Unnecessary sex classifications in the law—even those created with the best intentions—almost always create assumptions about the “proper” responsibilities for men and women in society. Legislatures and regulators need to remember this hard-fought truth. The government can strive to cure gender inequality through the law without legislating sex stereotypes that harm both men and women.
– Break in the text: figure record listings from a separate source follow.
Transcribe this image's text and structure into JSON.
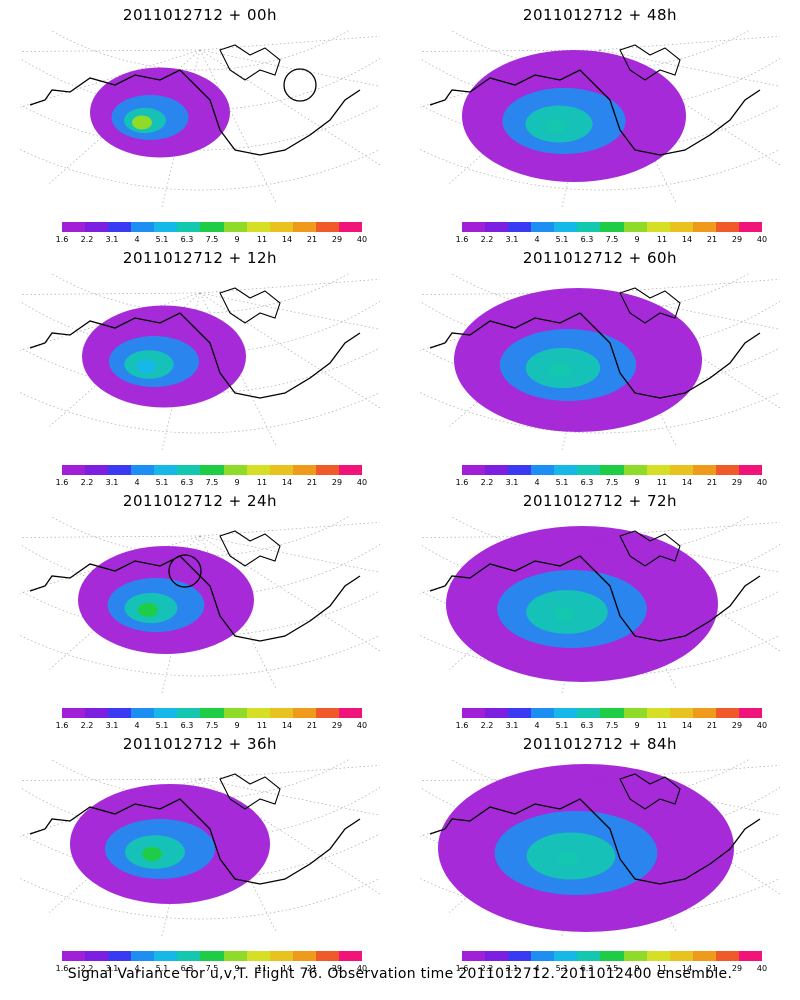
{
  "caption": "Signal Variance for u,v,T. Flight 76. Observation time 2011012712. 2011012400 ensemble.",
  "colorbar": {
    "labels": [
      "1.6",
      "2.2",
      "3.1",
      "4",
      "5.1",
      "6.3",
      "7.5",
      "9",
      "11",
      "14",
      "21",
      "29",
      "40"
    ],
    "colors": [
      "#a11fd6",
      "#7d1fe0",
      "#3a3af2",
      "#1d8ff2",
      "#15b8e6",
      "#14c8b0",
      "#1fcc46",
      "#8edb2a",
      "#d5df26",
      "#e8c320",
      "#f09a1c",
      "#f05a2a",
      "#f0147a"
    ]
  },
  "panels": [
    {
      "title": "2011012712 + 00h",
      "coverage": 0.25,
      "peak": 0.8,
      "circle": true
    },
    {
      "title": "2011012712 + 48h",
      "coverage": 0.6,
      "peak": 0.6,
      "circle": false
    },
    {
      "title": "2011012712 + 12h",
      "coverage": 0.35,
      "peak": 0.45,
      "circle": false
    },
    {
      "title": "2011012712 + 60h",
      "coverage": 0.7,
      "peak": 0.6,
      "circle": false
    },
    {
      "title": "2011012712 + 24h",
      "coverage": 0.4,
      "peak": 0.65,
      "circle": true
    },
    {
      "title": "2011012712 + 72h",
      "coverage": 0.8,
      "peak": 0.55,
      "circle": false
    },
    {
      "title": "2011012712 + 36h",
      "coverage": 0.5,
      "peak": 0.65,
      "circle": false
    },
    {
      "title": "2011012712 + 84h",
      "coverage": 0.9,
      "peak": 0.6,
      "circle": false
    }
  ]
}
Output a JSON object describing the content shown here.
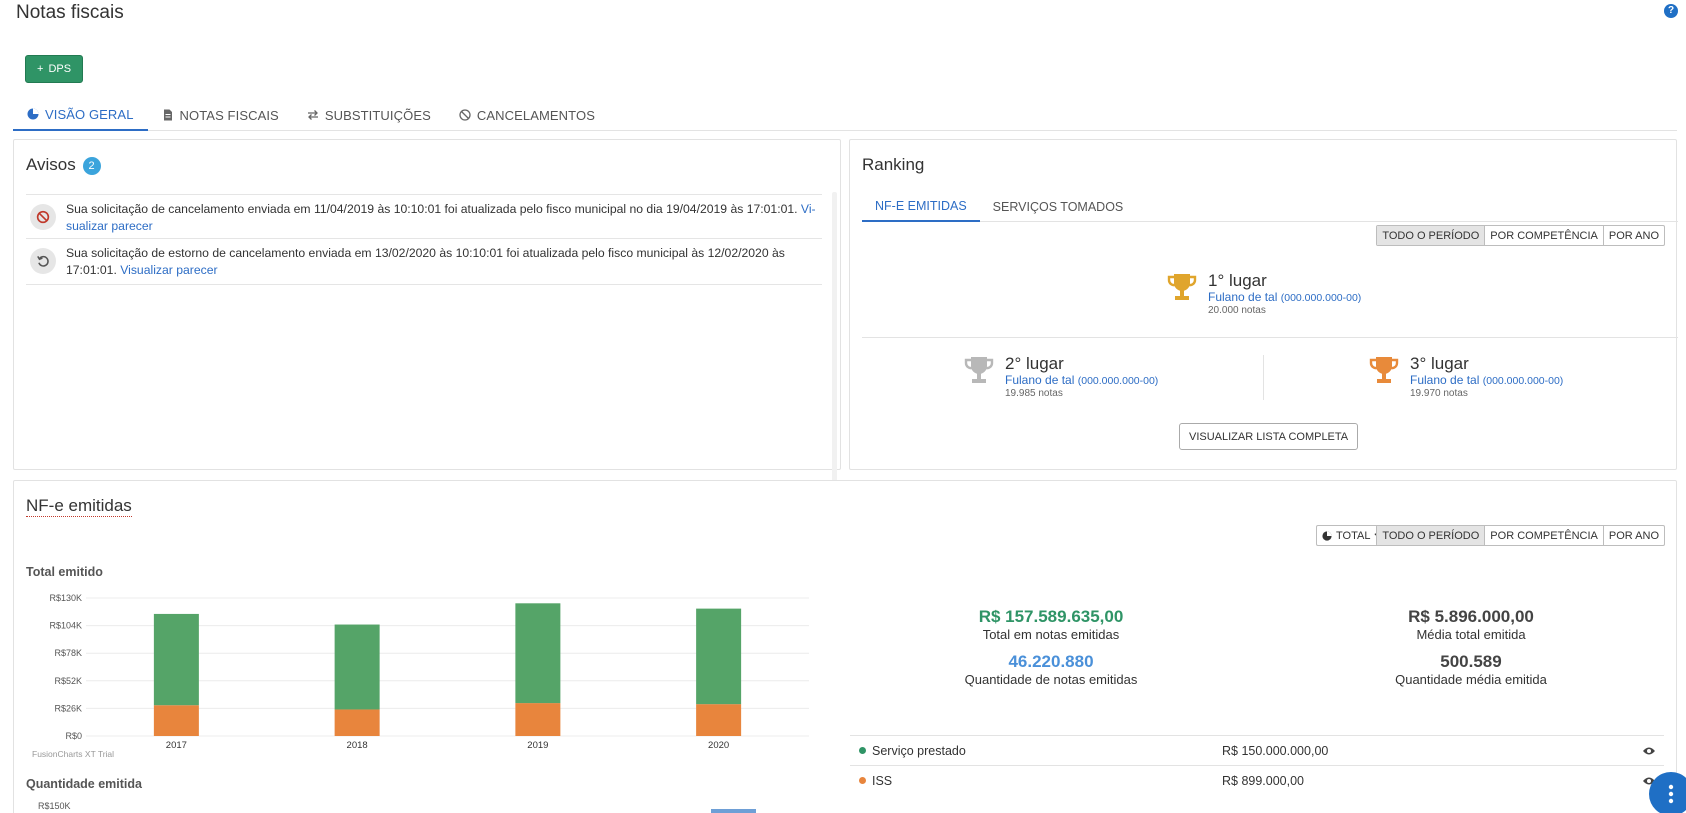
{
  "page": {
    "title": "Notas fiscais",
    "help": "?"
  },
  "actions": {
    "dps_label": "DPS"
  },
  "tabs": [
    {
      "label": "VISÃO GERAL"
    },
    {
      "label": "NOTAS FISCAIS"
    },
    {
      "label": "SUBSTITUIÇÕES"
    },
    {
      "label": "CANCELAMENTOS"
    }
  ],
  "avisos": {
    "title": "Avisos",
    "count": "2",
    "items": [
      {
        "text": "Sua solicitação de cancelamento enviada em 11/04/2019 às 10:10:01 foi atualizada pelo fisco municipal no dia 19/04/2019 às 17:01:01. ",
        "link": "Vi-sualizar parecer"
      },
      {
        "text": "Sua solicitação de estorno de cancelamento enviada em 13/02/2020 às 10:10:01 foi atualizada pelo fisco municipal às 12/02/2020 às 17:01:01. ",
        "link": "Visualizar parecer"
      }
    ]
  },
  "ranking": {
    "title": "Ranking",
    "tabs": [
      "NF-E EMITIDAS",
      "SERVIÇOS TOMADOS"
    ],
    "periods": [
      "TODO O PERÍODO",
      "POR COMPETÊNCIA",
      "POR ANO"
    ],
    "first": {
      "place": "1° lugar",
      "name": "Fulano de tal",
      "doc": "(000.000.000-00)",
      "count": "20.000 notas",
      "color": "#e0a52c"
    },
    "second": {
      "place": "2° lugar",
      "name": "Fulano de tal",
      "doc": "(000.000.000-00)",
      "count": "19.985 notas",
      "color": "#b8b8b8"
    },
    "third": {
      "place": "3° lugar",
      "name": "Fulano de tal",
      "doc": "(000.000.000-00)",
      "count": "19.970 notas",
      "color": "#e88a3a"
    },
    "full_list_label": "VISUALIZAR LISTA COMPLETA"
  },
  "nfe": {
    "title": "NF-e emitidas",
    "total_dropdown": "TOTAL",
    "periods": [
      "TODO O PERÍODO",
      "POR COMPETÊNCIA",
      "POR ANO"
    ],
    "stats": {
      "total_value": "R$ 157.589.635,00",
      "total_label": "Total em notas emitidas",
      "media_value": "R$ 5.896.000,00",
      "media_label": "Média total emitida",
      "qtd_value": "46.220.880",
      "qtd_label": "Quantidade de notas emitidas",
      "qtd_media_value": "500.589",
      "qtd_media_label": "Quantidade média emitida"
    },
    "legend": [
      {
        "label": "Serviço prestado",
        "value": "R$ 150.000.000,00",
        "color": "#2f9466"
      },
      {
        "label": "ISS",
        "value": "R$ 899.000,00",
        "color": "#e8853d"
      }
    ],
    "chart_footer": "FusionCharts XT Trial",
    "chart2_title": "Quantidade emitida",
    "chart2_first_tick": "$150K"
  },
  "chart_data": {
    "type": "bar",
    "title": "Total emitido",
    "categories": [
      "2017",
      "2018",
      "2019",
      "2020"
    ],
    "series": [
      {
        "name": "ISS",
        "values": [
          29000,
          25000,
          31000,
          30000
        ],
        "color": "#e8853d"
      },
      {
        "name": "Serviço prestado",
        "values": [
          86000,
          80000,
          94000,
          90000
        ],
        "color": "#55a468"
      }
    ],
    "stacked": true,
    "ylim": [
      0,
      130000
    ],
    "yticks": [
      "R$0",
      "R$26K",
      "R$52K",
      "R$78K",
      "R$104K",
      "R$130K"
    ]
  }
}
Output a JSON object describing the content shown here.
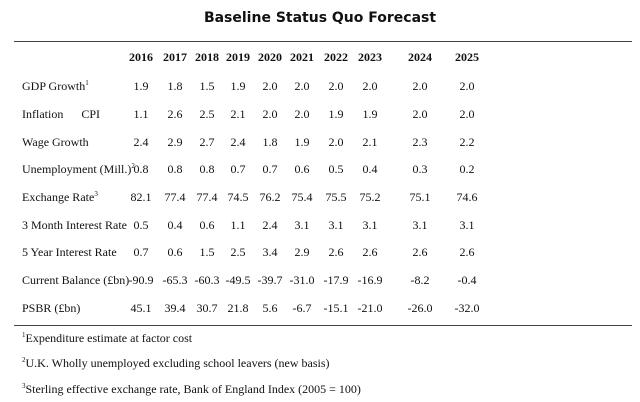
{
  "title": "Baseline Status Quo Forecast",
  "years": [
    "2016",
    "2017",
    "2018",
    "2019",
    "2020",
    "2021",
    "2022",
    "2023",
    "2024",
    "2025"
  ],
  "rows": [
    {
      "label": "GDP Growth",
      "sup": "1",
      "values": [
        "1.9",
        "1.8",
        "1.5",
        "1.9",
        "2.0",
        "2.0",
        "2.0",
        "2.0",
        "2.0",
        "2.0"
      ]
    },
    {
      "label": "Inflation      CPI",
      "sup": "",
      "values": [
        "1.1",
        "2.6",
        "2.5",
        "2.1",
        "2.0",
        "2.0",
        "1.9",
        "1.9",
        "2.0",
        "2.0"
      ]
    },
    {
      "label": "Wage Growth",
      "sup": "",
      "values": [
        "2.4",
        "2.9",
        "2.7",
        "2.4",
        "1.8",
        "1.9",
        "2.0",
        "2.1",
        "2.3",
        "2.2"
      ]
    },
    {
      "label": "Unemployment (Mill.)",
      "sup": "2",
      "values": [
        "0.8",
        "0.8",
        "0.8",
        "0.7",
        "0.7",
        "0.6",
        "0.5",
        "0.4",
        "0.3",
        "0.2"
      ]
    },
    {
      "label": "Exchange Rate",
      "sup": "3",
      "values": [
        "82.1",
        "77.4",
        "77.4",
        "74.5",
        "76.2",
        "75.4",
        "75.5",
        "75.2",
        "75.1",
        "74.6"
      ]
    },
    {
      "label": "3 Month Interest Rate",
      "sup": "",
      "values": [
        "0.5",
        "0.4",
        "0.6",
        "1.1",
        "2.4",
        "3.1",
        "3.1",
        "3.1",
        "3.1",
        "3.1"
      ]
    },
    {
      "label": "5 Year Interest Rate",
      "sup": "",
      "values": [
        "0.7",
        "0.6",
        "1.5",
        "2.5",
        "3.4",
        "2.9",
        "2.6",
        "2.6",
        "2.6",
        "2.6"
      ]
    },
    {
      "label": "Current Balance (£bn)",
      "sup": "",
      "values": [
        "-90.9",
        "-65.3",
        "-60.3",
        "-49.5",
        "-39.7",
        "-31.0",
        "-17.9",
        "-16.9",
        "-8.2",
        "-0.4"
      ]
    },
    {
      "label": "PSBR (£bn)",
      "sup": "",
      "values": [
        "45.1",
        "39.4",
        "30.7",
        "21.8",
        "5.6",
        "-6.7",
        "-15.1",
        "-21.0",
        "-26.0",
        "-32.0"
      ]
    }
  ],
  "footnotes": [
    {
      "sup": "1",
      "text": "Expenditure estimate at factor cost"
    },
    {
      "sup": "2",
      "text": "U.K. Wholly unemployed excluding school leavers (new basis)"
    },
    {
      "sup": "3",
      "text": "Sterling effective exchange rate, Bank of England Index (2005 = 100)"
    }
  ]
}
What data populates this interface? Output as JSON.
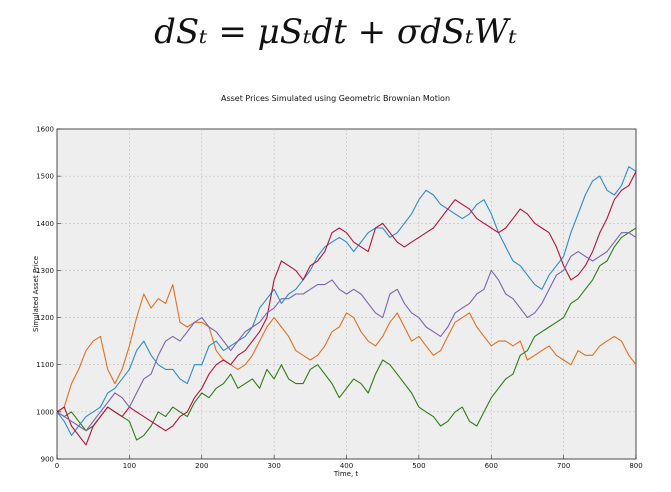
{
  "equation": "dSₜ = μSₜdt + σdSₜWₜ",
  "chart_data": {
    "type": "line",
    "title": "Asset Prices Simulated using Geometric Brownian Motion",
    "xlabel": "Time, t",
    "ylabel": "Simulated Asset Price",
    "xlim": [
      0,
      800
    ],
    "ylim": [
      900,
      1600
    ],
    "xticks": [
      0,
      100,
      200,
      300,
      400,
      500,
      600,
      700,
      800
    ],
    "yticks": [
      900,
      1000,
      1100,
      1200,
      1300,
      1400,
      1500,
      1600
    ],
    "grid": true,
    "series": [
      {
        "color": "#e1701f",
        "x": [
          0,
          10,
          20,
          30,
          40,
          50,
          60,
          70,
          80,
          90,
          100,
          110,
          120,
          130,
          140,
          150,
          160,
          170,
          180,
          190,
          200,
          210,
          220,
          230,
          240,
          250,
          260,
          270,
          280,
          290,
          300,
          310,
          320,
          330,
          340,
          350,
          360,
          370,
          380,
          390,
          400,
          410,
          420,
          430,
          440,
          450,
          460,
          470,
          480,
          490,
          500,
          510,
          520,
          530,
          540,
          550,
          560,
          570,
          580,
          590,
          600,
          610,
          620,
          630,
          640,
          650,
          660,
          670,
          680,
          690,
          700,
          710,
          720,
          730,
          740,
          750,
          760,
          770,
          780,
          790,
          800
        ],
        "values": [
          1000,
          1010,
          1060,
          1090,
          1130,
          1150,
          1160,
          1090,
          1060,
          1090,
          1140,
          1200,
          1250,
          1220,
          1240,
          1230,
          1270,
          1190,
          1180,
          1190,
          1190,
          1180,
          1130,
          1110,
          1100,
          1090,
          1100,
          1120,
          1150,
          1180,
          1200,
          1180,
          1160,
          1130,
          1120,
          1110,
          1120,
          1140,
          1170,
          1180,
          1210,
          1200,
          1170,
          1150,
          1140,
          1160,
          1190,
          1210,
          1180,
          1150,
          1160,
          1140,
          1120,
          1130,
          1160,
          1190,
          1200,
          1210,
          1180,
          1160,
          1140,
          1150,
          1150,
          1140,
          1150,
          1110,
          1120,
          1130,
          1140,
          1120,
          1110,
          1100,
          1130,
          1120,
          1120,
          1140,
          1150,
          1160,
          1150,
          1120,
          1100
        ]
      },
      {
        "color": "#2e7d15",
        "x": [
          0,
          10,
          20,
          30,
          40,
          50,
          60,
          70,
          80,
          90,
          100,
          110,
          120,
          130,
          140,
          150,
          160,
          170,
          180,
          190,
          200,
          210,
          220,
          230,
          240,
          250,
          260,
          270,
          280,
          290,
          300,
          310,
          320,
          330,
          340,
          350,
          360,
          370,
          380,
          390,
          400,
          410,
          420,
          430,
          440,
          450,
          460,
          470,
          480,
          490,
          500,
          510,
          520,
          530,
          540,
          550,
          560,
          570,
          580,
          590,
          600,
          610,
          620,
          630,
          640,
          650,
          660,
          670,
          680,
          690,
          700,
          710,
          720,
          730,
          740,
          750,
          760,
          770,
          780,
          790,
          800
        ],
        "values": [
          1000,
          990,
          1000,
          980,
          960,
          970,
          990,
          1010,
          1000,
          990,
          980,
          940,
          950,
          970,
          1000,
          990,
          1010,
          1000,
          990,
          1020,
          1040,
          1030,
          1050,
          1060,
          1080,
          1050,
          1060,
          1070,
          1050,
          1090,
          1070,
          1100,
          1070,
          1060,
          1060,
          1090,
          1100,
          1080,
          1060,
          1030,
          1050,
          1070,
          1060,
          1040,
          1080,
          1110,
          1100,
          1080,
          1060,
          1040,
          1010,
          1000,
          990,
          970,
          980,
          1000,
          1010,
          980,
          970,
          1000,
          1030,
          1050,
          1070,
          1080,
          1120,
          1130,
          1160,
          1170,
          1180,
          1190,
          1200,
          1230,
          1240,
          1260,
          1280,
          1310,
          1320,
          1350,
          1370,
          1380,
          1390
        ]
      },
      {
        "color": "#2e8bc8",
        "x": [
          0,
          10,
          20,
          30,
          40,
          50,
          60,
          70,
          80,
          90,
          100,
          110,
          120,
          130,
          140,
          150,
          160,
          170,
          180,
          190,
          200,
          210,
          220,
          230,
          240,
          250,
          260,
          270,
          280,
          290,
          300,
          310,
          320,
          330,
          340,
          350,
          360,
          370,
          380,
          390,
          400,
          410,
          420,
          430,
          440,
          450,
          460,
          470,
          480,
          490,
          500,
          510,
          520,
          530,
          540,
          550,
          560,
          570,
          580,
          590,
          600,
          610,
          620,
          630,
          640,
          650,
          660,
          670,
          680,
          690,
          700,
          710,
          720,
          730,
          740,
          750,
          760,
          770,
          780,
          790,
          800
        ],
        "values": [
          1000,
          980,
          950,
          970,
          990,
          1000,
          1010,
          1040,
          1050,
          1070,
          1090,
          1130,
          1150,
          1120,
          1100,
          1090,
          1090,
          1070,
          1060,
          1100,
          1100,
          1140,
          1150,
          1130,
          1140,
          1150,
          1160,
          1180,
          1220,
          1240,
          1260,
          1230,
          1250,
          1260,
          1280,
          1300,
          1330,
          1350,
          1360,
          1370,
          1360,
          1340,
          1360,
          1380,
          1390,
          1390,
          1370,
          1380,
          1400,
          1420,
          1450,
          1470,
          1460,
          1440,
          1430,
          1420,
          1410,
          1420,
          1440,
          1450,
          1420,
          1380,
          1350,
          1320,
          1310,
          1290,
          1270,
          1260,
          1290,
          1310,
          1330,
          1380,
          1420,
          1460,
          1490,
          1500,
          1470,
          1460,
          1480,
          1520,
          1510
        ]
      },
      {
        "color": "#b0143a",
        "x": [
          0,
          10,
          20,
          30,
          40,
          50,
          60,
          70,
          80,
          90,
          100,
          110,
          120,
          130,
          140,
          150,
          160,
          170,
          180,
          190,
          200,
          210,
          220,
          230,
          240,
          250,
          260,
          270,
          280,
          290,
          300,
          310,
          320,
          330,
          340,
          350,
          360,
          370,
          380,
          390,
          400,
          410,
          420,
          430,
          440,
          450,
          460,
          470,
          480,
          490,
          500,
          510,
          520,
          530,
          540,
          550,
          560,
          570,
          580,
          590,
          600,
          610,
          620,
          630,
          640,
          650,
          660,
          670,
          680,
          690,
          700,
          710,
          720,
          730,
          740,
          750,
          760,
          770,
          780,
          790,
          800
        ],
        "values": [
          1000,
          1010,
          970,
          950,
          930,
          970,
          990,
          1010,
          1000,
          990,
          1010,
          1000,
          990,
          980,
          970,
          960,
          970,
          990,
          1000,
          1030,
          1050,
          1080,
          1100,
          1110,
          1100,
          1120,
          1130,
          1150,
          1170,
          1200,
          1280,
          1320,
          1310,
          1300,
          1280,
          1310,
          1320,
          1340,
          1380,
          1390,
          1380,
          1360,
          1350,
          1340,
          1390,
          1400,
          1380,
          1360,
          1350,
          1360,
          1370,
          1380,
          1390,
          1410,
          1430,
          1450,
          1440,
          1430,
          1410,
          1400,
          1390,
          1380,
          1390,
          1410,
          1430,
          1420,
          1400,
          1390,
          1380,
          1350,
          1310,
          1280,
          1290,
          1310,
          1340,
          1380,
          1410,
          1450,
          1470,
          1480,
          1510
        ]
      },
      {
        "color": "#7b63ad",
        "x": [
          0,
          10,
          20,
          30,
          40,
          50,
          60,
          70,
          80,
          90,
          100,
          110,
          120,
          130,
          140,
          150,
          160,
          170,
          180,
          190,
          200,
          210,
          220,
          230,
          240,
          250,
          260,
          270,
          280,
          290,
          300,
          310,
          320,
          330,
          340,
          350,
          360,
          370,
          380,
          390,
          400,
          410,
          420,
          430,
          440,
          450,
          460,
          470,
          480,
          490,
          500,
          510,
          520,
          530,
          540,
          550,
          560,
          570,
          580,
          590,
          600,
          610,
          620,
          630,
          640,
          650,
          660,
          670,
          680,
          690,
          700,
          710,
          720,
          730,
          740,
          750,
          760,
          770,
          780,
          790,
          800
        ],
        "values": [
          1000,
          990,
          980,
          970,
          960,
          980,
          1000,
          1020,
          1040,
          1030,
          1010,
          1040,
          1070,
          1080,
          1120,
          1150,
          1160,
          1150,
          1170,
          1190,
          1200,
          1180,
          1170,
          1150,
          1130,
          1150,
          1170,
          1180,
          1190,
          1210,
          1220,
          1240,
          1240,
          1250,
          1250,
          1260,
          1270,
          1270,
          1280,
          1260,
          1250,
          1260,
          1250,
          1230,
          1210,
          1200,
          1250,
          1260,
          1230,
          1210,
          1200,
          1180,
          1170,
          1160,
          1180,
          1210,
          1220,
          1230,
          1250,
          1260,
          1300,
          1280,
          1250,
          1240,
          1220,
          1200,
          1210,
          1230,
          1260,
          1290,
          1300,
          1330,
          1340,
          1330,
          1320,
          1330,
          1340,
          1360,
          1380,
          1380,
          1370
        ]
      }
    ]
  }
}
The remedy here is simple: Make the mandate universal so that it applies to men as well as women. Legislative intent is the guide when courts consider how to remedy discriminatory laws, and the legislature that passed the Affordable Care Act would have favored extending the benefits. Of course, the current legislature or administration could extend these benefits itself without legal action through legislation or rule-making. Although the mandate was a huge step forward for women, true contraceptive equity requires a universal mandate, which would ensure that women keep their right to cost-free birth control without subjecting them to any of the harms created by the mandate’s sex classification.